Il est aussi à l'aise dans les séquences intimistes, où les protagonistes dialoguent, se rappellent, rusent à qui mieux-mieux, que dans le spectacle des combats. Il illustre avec génie la démonstration des pouvoirs magiques ou l'aspect à la fois inconiques et décalés des personnages.
Bien qu'il soit encré par trois partenaires différents, avec Steve Leialoha, Andrew Pepoy et Dan Green, son trait n'en souffre jamais. De même, la colorisation parfois un peu terne de Lee Loughridge gagne en nuances et en luminosité.

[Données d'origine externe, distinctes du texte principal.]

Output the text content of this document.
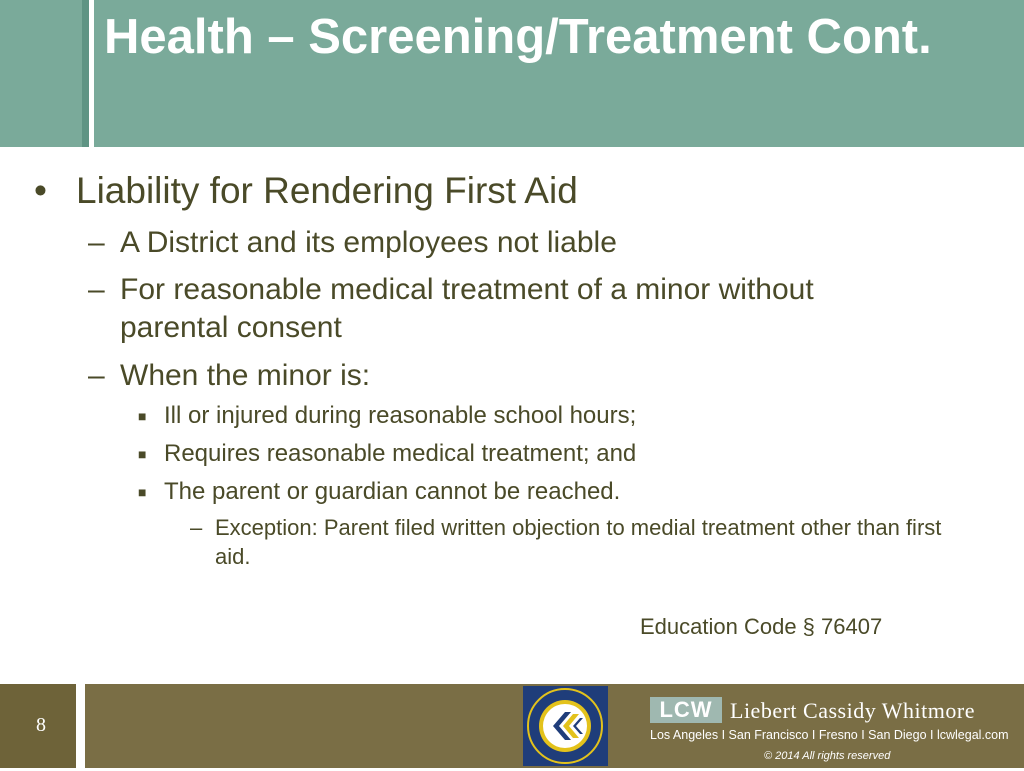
Health – Screening/Treatment Cont.
• Liability for Rendering First Aid
– A District and its employees not liable
– For reasonable medical treatment of a minor without parental consent
– When the minor is:
■ Ill or injured during reasonable school hours;
■ Requires reasonable medical treatment; and
■ The parent or guardian cannot be reached.
– Exception: Parent filed written objection to medial treatment other than first aid.
Education Code § 76407
8
LCW Liebert Cassidy Whitmore
Los Angeles I San Francisco I Fresno I San Diego I lcwlegal.com
© 2014 All rights reserved
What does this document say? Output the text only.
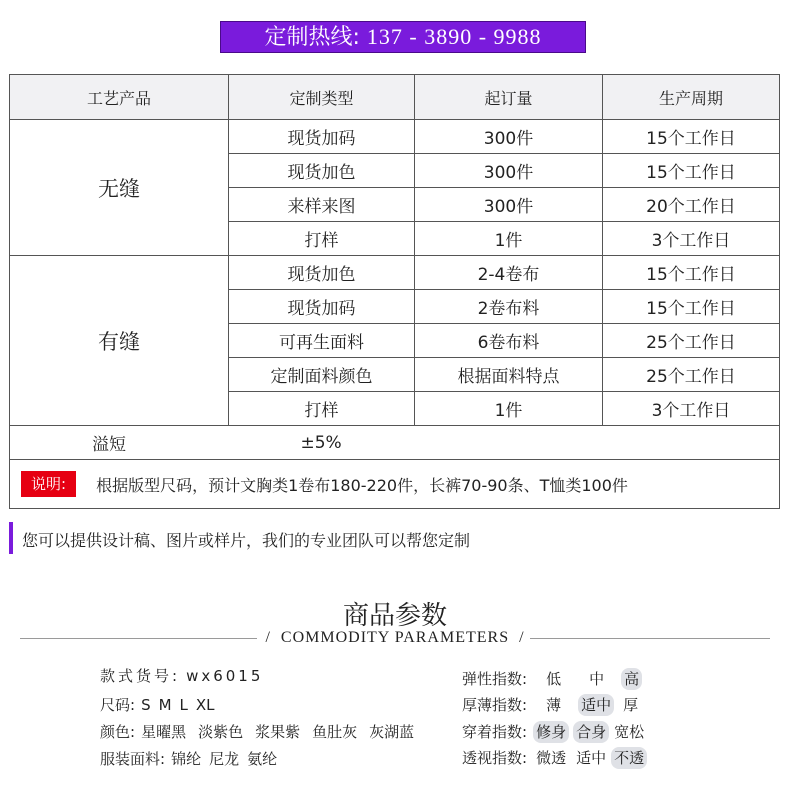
定制热线: 137 - 3890 - 9988
工艺产品	定制类型	起订量	生产周期
无缝	现货加码	300件	15个工作日
	现货加色	300件	15个工作日
	来样来图	300件	20个工作日
	打样	1件	3个工作日
有缝	现货加色	2-4卷布	15个工作日
	现货加码	2卷布料	15个工作日
	可再生面料	6卷布料	25个工作日
	定制面料颜色	根据面料特点	25个工作日
	打样	1件	3个工作日
溢短	±5%		
说明: 根据版型尺码，预计文胸类1卷布180-220件，长裤70-90条、T恤类100件			
您可以提供设计稿、图片或样片，我们的专业团队可以帮您定制
商品参数
/ COMMODITY PARAMETERS /
款式货号: wx6015
尺码: S M L XL
颜色: 星曜黑 淡紫色 浆果紫 鱼肚灰 灰湖蓝
服装面料: 锦纶 尼龙 氨纶
弹性指数: 低 中 高
厚薄指数: 薄 适中 厚
穿着指数: 修身 合身 宽松
透视指数: 微透 适中 不透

C'est un vrai bonheur pour les yeux.
Inaki Miranda supplée "Bucky" durant le 99ème épisode, où son trait fin et méticuleux fait merveille pour représenter le sinistre Mr Dark et son emprise sur le défunt quartier de Fabletown mais aussi Mr North et le vent qui balaie tout ce qui l'entoure.
Le 100ème épisode comporte de nombreux et merveilleux bonus : Chrissie Zullo et Joao Ruas (le cover-artist de la série) dessinent deux épilogues charmants et drôles, Willingham et Buckingham échangent leurs places pour un segment mettant en scène Pinocchio et Gepetto (dont le dénouement appelle des développements), et enfin Dave Johnson, Kate McElroy, Adam Hughes (le temps d'une splendide page !) et JH Williams III mettent en images des réponses aux questions posées par trois célèbres fans de Fables.
Et comme si ça ne suffisait pas un théâtre de papier, un jeu de société et un sketchbook bouclent l'album !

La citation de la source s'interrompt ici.